日が暮れ始める頃、吉田さんと奥さんが帰ってきた。お疲れのようだ。
「ただいま。迷宮番ありがとね。団長さんもありがとねー」
吉田さんはダン調の本来の仕事を知らないので、どこかの組合か探索者集団の団長だと思って「団長」と呼ぶ。
「お帰りなさい。入宮者リストは迷宮管理者証で確認お願いします」
姉が報告をする。入宮者は迷宮管理者証を読み取り機にかざす事によってわかる。管理者用パッドに現在入宮している者、買い取り金額、査定額など様々な情報を把握する事が出来る。

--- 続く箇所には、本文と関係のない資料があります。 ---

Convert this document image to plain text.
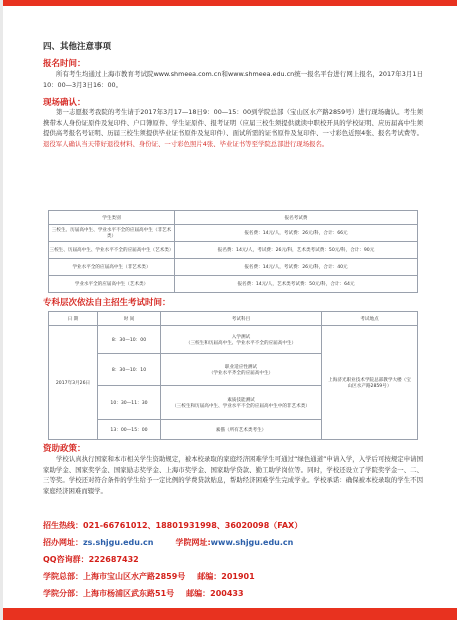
四、其他注意事项
报名时间：
所有考生均通过上海市教育考试院www.shmeea.com.cn和www.shmeea.edu.cn统一报名平台进行网上报名，2017年3月1日10：00—3月3日16：00。
现场确认：
第一志愿报考我院的考生请于2017年3月17—18日9：00—15：00到学院总部（宝山区水产路2859号）进行现场确认。考生须携带本人身份证原件及复印件、户口簿原件、学生证原件、报考证明（应届三校生须提供就读中职校开具的学校证明、应历届高中生须提供高考报名号证明、历届三校生须提供毕业证书原件及复印件）、面试所需的证书原件及复印件、一寸彩色近照4张、报名考试费等。退役军人确认当天带好退役材料、身份证、一寸彩色照片4张、毕业证书等至学院总部进行现场报名。
学生类别	报名考试费
三校生、历届高中生、学业水平不全的应届高中生（非艺术类）	报名费：14元/人，考试费：26元/科，合计：66元
三校生、历届高中生、学业水平不全的应届高中生（艺术类）	报名费：14元/人，考试费：26元/科，艺术类考试费：50元/科，合计：90元
学业水平全的应届高中生（非艺术类）	报名费：14元/人，考试费：26元/科，合计：40元
学业水平全的应届高中生（艺术类）	报名费：14元/人，艺术类考试费：50元/科，合计：64元
专科层次依法自主招生考试时间：
日 期	时 间	考试科目	考试地点
2017年3月26日	8：30—10：00	入学测试
（三校生和历届高中生、学业水平不全的应届高中生）	上海济光职业技术学院总部教学大楼（宝山区水产路2859号）
	8：30—10：10	职业适应性测试
（学业水平齐全的应届高中生）	

	10：30—11：30	素质技能测试
（三校生和历届高中生、学业水平不全的应届高中生中的非艺术类）	

	13：00—15：00	素描（所有艺术类考生）	
资助政策：
学校认真执行国家和本市相关学生资助规定，被本校录取的家庭经济困难学生可通过“绿色通道”申请入学，入学后可按规定申请国家助学金、国家奖学金、国家励志奖学金、上海市奖学金、国家助学贷款、勤工助学岗位等。同时，学校还设立了学院奖学金一、二、三等奖。学校还对符合条件的学生给予一定比例的学费贷款贴息，帮助经济困难学生完成学业。学校承诺：确保被本校录取的学生不因家庭经济困难而辍学。
招生热线：021-66761012、18801931998、36020098（FAX）
招办网址：zs.shjgu.edu.cn	学院网址:www.shjgu.edu.cn
QQ咨询群：222687432
学院总部：上海市宝山区水产路2859号 邮编：201901
学院分部：上海市杨浦区武东路51号 邮编：200433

「細井さんの奥さん、玉鋼ゲットしてたよ、すげーな。俺も狙おう」
「あー、よく来るよ。奥さんが入宮したら必ず一個は持って帰るね。運持ってるね」
「おお! すげー。で? 試験どうだった?」
「んー、多分大丈夫かな。うちの奥さんも大丈夫そう。結果待ちだね」
「よかったじゃん。さーて、んじゃ入宮するかー、ダン調行くだろ?」
「おー、行こうか」
姉弟とダン調は五百円ずつ支払い処理をして入宮して行った。
ダン調はきょろきょろと視線を動かしチェックするのに忙しい。姉弟はダン調の為に露払いをしているが、この迷宮ではエプロン姿でも余裕だ。
「ほほー、いいねぇ。なかなか考えてあるねぇ」
ダン調の琴線に触れているようだ。感心しながらどんどん先に進む。
迷宮はオートで階層を作る迷宮階層セットと、道程から罠から魔物から自分で全てセットするマニュアルがある。吉田脱サラ迷宮は全てが吉田さんのマニュアルによる物だ。

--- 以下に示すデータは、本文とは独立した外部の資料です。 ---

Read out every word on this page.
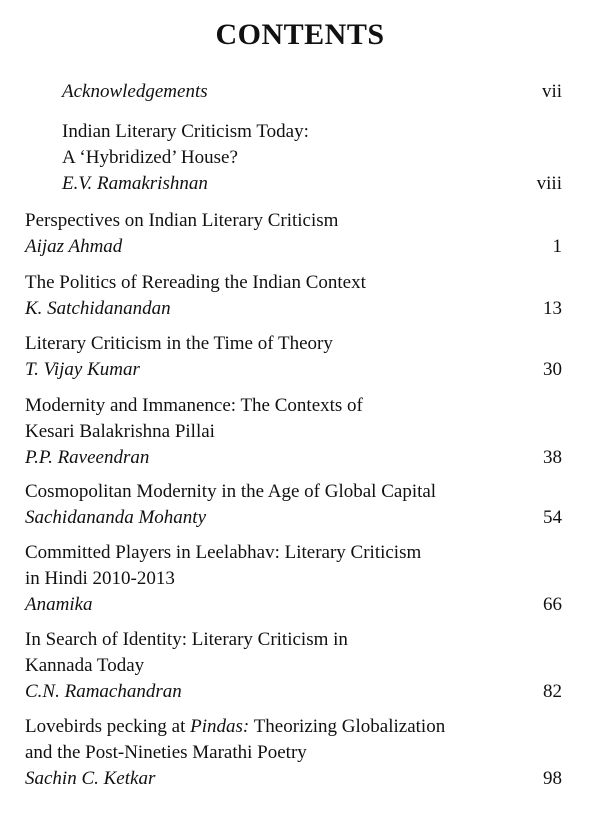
CONTENTS
Acknowledgements	vii
Indian Literary Criticism Today:
A ‘Hybridized’ House?
E.V. Ramakrishnan	viii
Perspectives on Indian Literary Criticism
Aijaz Ahmad	1
The Politics of Rereading the Indian Context
K. Satchidanandan	13
Literary Criticism in the Time of Theory
T. Vijay Kumar	30
Modernity and Immanence: The Contexts of
Kesari Balakrishna Pillai
P.P. Raveendran	38
Cosmopolitan Modernity in the Age of Global Capital
Sachidananda Mohanty	54
Committed Players in Leelabhav: Literary Criticism
in Hindi 2010-2013
Anamika	66
In Search of Identity: Literary Criticism in
Kannada Today
C.N. Ramachandran	82
Lovebirds pecking at Pindas: Theorizing Globalization
and the Post-Nineties Marathi Poetry
Sachin C. Ketkar	98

もちろんダン調の手がけるスポンサー迷宮(仮名)全二百階層もマニュアルである。
「おお!? こんな手法があるのか! いやー勉強になるわ、いいわココ」
ダン調絶賛中。姉弟は近所の吉田さんが褒められて何だか嬉しい。
迷宮は小石ひとつの配置から設定でき、拘る人が作れば中をどのようにも作り替える事が出来る。ミニチュアの城を造り上げる人もいれば、戦艦や日本地図を模して鉄道を走らせる人もいる。そこまでいけば本当に趣味の世界である。破壊の可、不可も設定できるので、巨大怪獣に都市を破壊する様子を演出したりも出来るのだ。もちろんそこまでやるのに金と時間は相当かかるが。

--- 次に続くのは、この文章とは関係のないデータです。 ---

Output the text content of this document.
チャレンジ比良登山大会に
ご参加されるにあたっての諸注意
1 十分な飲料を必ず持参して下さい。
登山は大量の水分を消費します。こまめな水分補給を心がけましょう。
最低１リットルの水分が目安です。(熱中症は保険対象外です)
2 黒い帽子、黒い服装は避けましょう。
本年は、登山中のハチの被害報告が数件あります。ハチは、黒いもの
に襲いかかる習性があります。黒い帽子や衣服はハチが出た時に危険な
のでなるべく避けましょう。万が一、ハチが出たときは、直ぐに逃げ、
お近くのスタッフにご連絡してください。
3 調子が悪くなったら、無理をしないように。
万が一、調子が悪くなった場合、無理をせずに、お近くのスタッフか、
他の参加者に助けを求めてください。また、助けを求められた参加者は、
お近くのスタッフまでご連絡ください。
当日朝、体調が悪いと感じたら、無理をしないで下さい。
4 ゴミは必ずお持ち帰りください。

最下層まで降りてダン調が考え込んでいる。その様子を姉弟が不安そうに見ている。
「なぁ、ダン調どうした?」
弟が心配そうに話しかけた。
「吉田さんって何者? どこかで見た手法もあるし、初めて見る物も多い。ちょっとただ者じゃない気がするぞ」
「さぁ? 仕事何してたか……そう言えば知らねぇわ」
「三階層しかないが、ここまで凝っていると迷宮セットの十倍以上の金がかかってるはずだ」
「へぇー、それでお金使い果たしたって言ってたのか」
「お前、もうちょっと驚けよ。すげーんだぞここ」
ダン調が呆れた様子で弟を見ながら迷宮を戻り出す。姉は黙ってダン調の前を進み露払いを再開した。
迷宮受付に戻りダン調が吉田さんに迫った。
「吉田さん! あんた何者? 前の仕事なにしてたの?」
その勢いにびっくりして、照れ笑いをしながら吉田さんが言う。
「いやーハハハ。昔の事なので……今はのんびり迷宮管理者してるって事で、ハハ」
「ちっ、まぁいいや。ここ勉強になるし、また来るわ」
ダン調は不承不承ながら出て行き、姉弟はささっと買い取りを済ませ(ドロップ品はちゃんと拾っていた)、ダン調の後を追う。
外はすっかり暗くなって星の瞬きが綺麗に見える。今日は空気が澄んでいるようだ。下弦の月が三人を優しく見つめていた。
晩御飯はダン調に牛丼を奢ってもらった。